William Hague said reports that the UK’s eavesdropping centre GCHQ had circumvented the law to gather data on British citizens were “nonsense”. But he refused to confirm or deny claims GCHQ has had access to a US spy programme called Prism since June 2010.
Mr Hague confirmed he would give a statement to Parliament on the allegations on Monday.
Speaking on BBC One’s Andrew Marr show, the foreign secretary declined to say whether or not he had personally authorised GCHQ to engage with the US internet monitoring programme Prism. But he said GCHQ’s operations were subject to stringent legal checks and scrutiny.
He said: “That legal framework is strong, that ministerial oversight is strong.
“The net effect is that if you are a law-abiding citizen of this country going about your business and personal life, you have nothing to fear about the British state or intelligence agencies listening to the content of your phone calls or anything like that.

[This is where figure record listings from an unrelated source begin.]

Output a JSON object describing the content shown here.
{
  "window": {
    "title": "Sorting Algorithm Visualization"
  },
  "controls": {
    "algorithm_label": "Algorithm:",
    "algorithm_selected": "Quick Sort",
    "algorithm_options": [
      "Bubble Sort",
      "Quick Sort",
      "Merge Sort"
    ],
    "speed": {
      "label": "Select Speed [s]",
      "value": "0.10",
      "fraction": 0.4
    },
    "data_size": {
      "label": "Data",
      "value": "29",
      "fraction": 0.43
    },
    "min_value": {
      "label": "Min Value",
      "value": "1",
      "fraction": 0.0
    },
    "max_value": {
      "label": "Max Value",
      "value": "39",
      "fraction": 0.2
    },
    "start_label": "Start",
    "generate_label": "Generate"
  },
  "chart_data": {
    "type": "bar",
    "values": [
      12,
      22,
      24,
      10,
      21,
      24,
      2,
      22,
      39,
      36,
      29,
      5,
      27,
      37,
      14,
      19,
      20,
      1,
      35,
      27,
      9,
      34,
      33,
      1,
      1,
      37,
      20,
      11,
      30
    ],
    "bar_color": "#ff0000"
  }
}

“Indeed you will never be aware of all the things that these agencies are doing to stop your identity being stolen or to stop a terrorist blowing you up tomorrow.”
The government has come under pressure to respond to allegations that Prism has allowed GCHQ to circumvent the formal legal process for obtaining personal material such as emails, photographs and videos, from internet companies based outside the UK.
Mr Hague – the minister responsible for GCHQ – said it would “defeat the object” to reveal how GCHQ or the security services work, because it would help terrorist networks, criminal networks, and foreign intelligence agencies.